Im Herbst 2009 sorgte Jack Wolfskin für große Entrüstung im Netz, weil man flächendeckend Hobby-Designer bei Dawanda abmahnte, die ebenfalls ein Tatzen-Logo auf ihrer Kleidung unterbrachten. Folge der Entrüstungswelle in Blogs und anderen Medien war, dass die Firma künftig solche Kleinstunternehmer direkt kontaktieren wollte, statt per Anwalt.

Und nun die "Fünf Freunde". Die Jugendbuchmarke von Enid Blyton war Anfang 2012 als Neuverfilmung in die Kinos gekommen, ein zweiter Teil startete Ende Januar 2013. Schon 2010 hatte die Produktionsfirma SamFilm ein für die Filme entwickeltes "Fünf Freunde"-Logo als Marke angemeldet.
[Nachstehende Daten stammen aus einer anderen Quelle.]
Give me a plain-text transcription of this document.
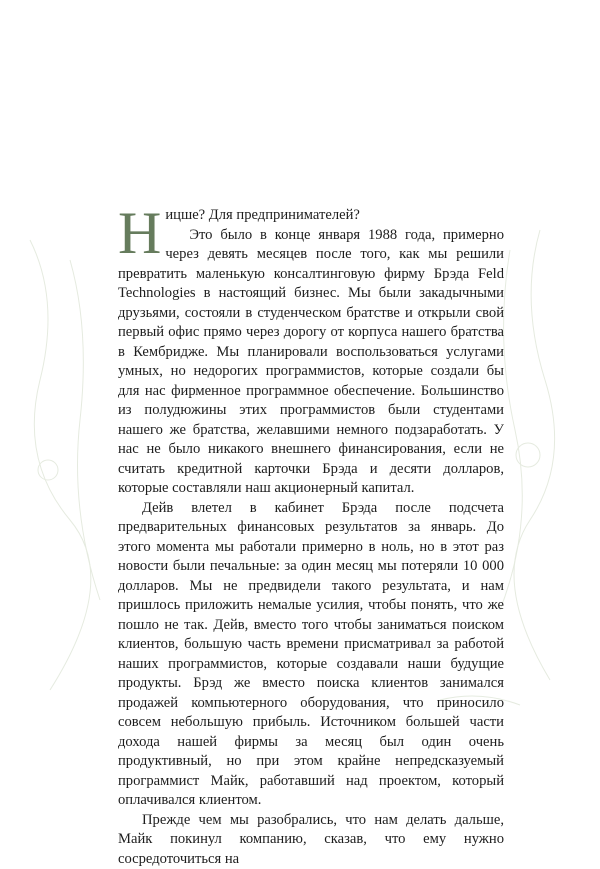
Ницше? Для предпринимателей?

Это было в конце января 1988 года, примерно через девять месяцев после того, как мы решили превратить маленькую консалтинговую фирму Брэда Feld Technologies в настоящий бизнес. Мы были закадычными друзьями, состояли в студенческом братстве и открыли свой первый офис прямо через дорогу от корпуса нашего братства в Кембридже. Мы планировали воспользоваться услугами умных, но недорогих программистов, которые создали бы для нас фирменное программное обеспечение. Большинство из полудюжины этих программистов были студентами нашего же братства, желавшими немного подзаработать. У нас не было никакого внешнего финансирования, если не считать кредитной карточки Брэда и десяти долларов, которые составляли наш акционерный капитал.

Дейв влетел в кабинет Брэда после подсчета предварительных финансовых результатов за январь. До этого момента мы работали примерно в ноль, но в этот раз новости были печальные: за один месяц мы потеряли 10 000 долларов. Мы не предвидели такого результата, и нам пришлось приложить немалые усилия, чтобы понять, что же пошло не так. Дейв, вместо того чтобы заниматься поиском клиентов, большую часть времени присматривал за работой наших программистов, которые создавали наши будущие продукты. Брэд же вместо поиска клиентов занимался продажей компьютерного оборудования, что приносило совсем небольшую прибыль. Источником большей части дохода нашей фирмы за месяц был один очень продуктивный, но при этом крайне непредсказуемый программист Майк, работавший над проектом, который оплачивался клиентом.

Прежде чем мы разобрались, что нам делать дальше, Майк покинул компанию, сказав, что ему нужно сосредоточиться на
Das wie eine Tatze aussehende Logo besteht dabei aus vier Fingerabdrücken der menschlichen Freunde, sowie dem Abdruck des Pfotenballens von Hund Timmy – es symbolisiert also die fünf Freunde.

Schon kurz nach Anmeldung der Marke kontaktierte Jack Wolfskin SamFilm und forderte seitdem unter Androhung gerichtlicher Maßnahmen, das Logo nicht mehr zu verwenden. Zu einer außergerichtlichen Einigung kam es nicht, die Standpunkte beider Firmen lagen offenbar zu weit auseinander. Im Januar hat Jack Wolfskin nun Klage wegen Kennzeichenverletzung vor dem Landgericht Düsseldorf eingereicht – ein erster Gerichtstermin ist für den Sommer vorgesehen.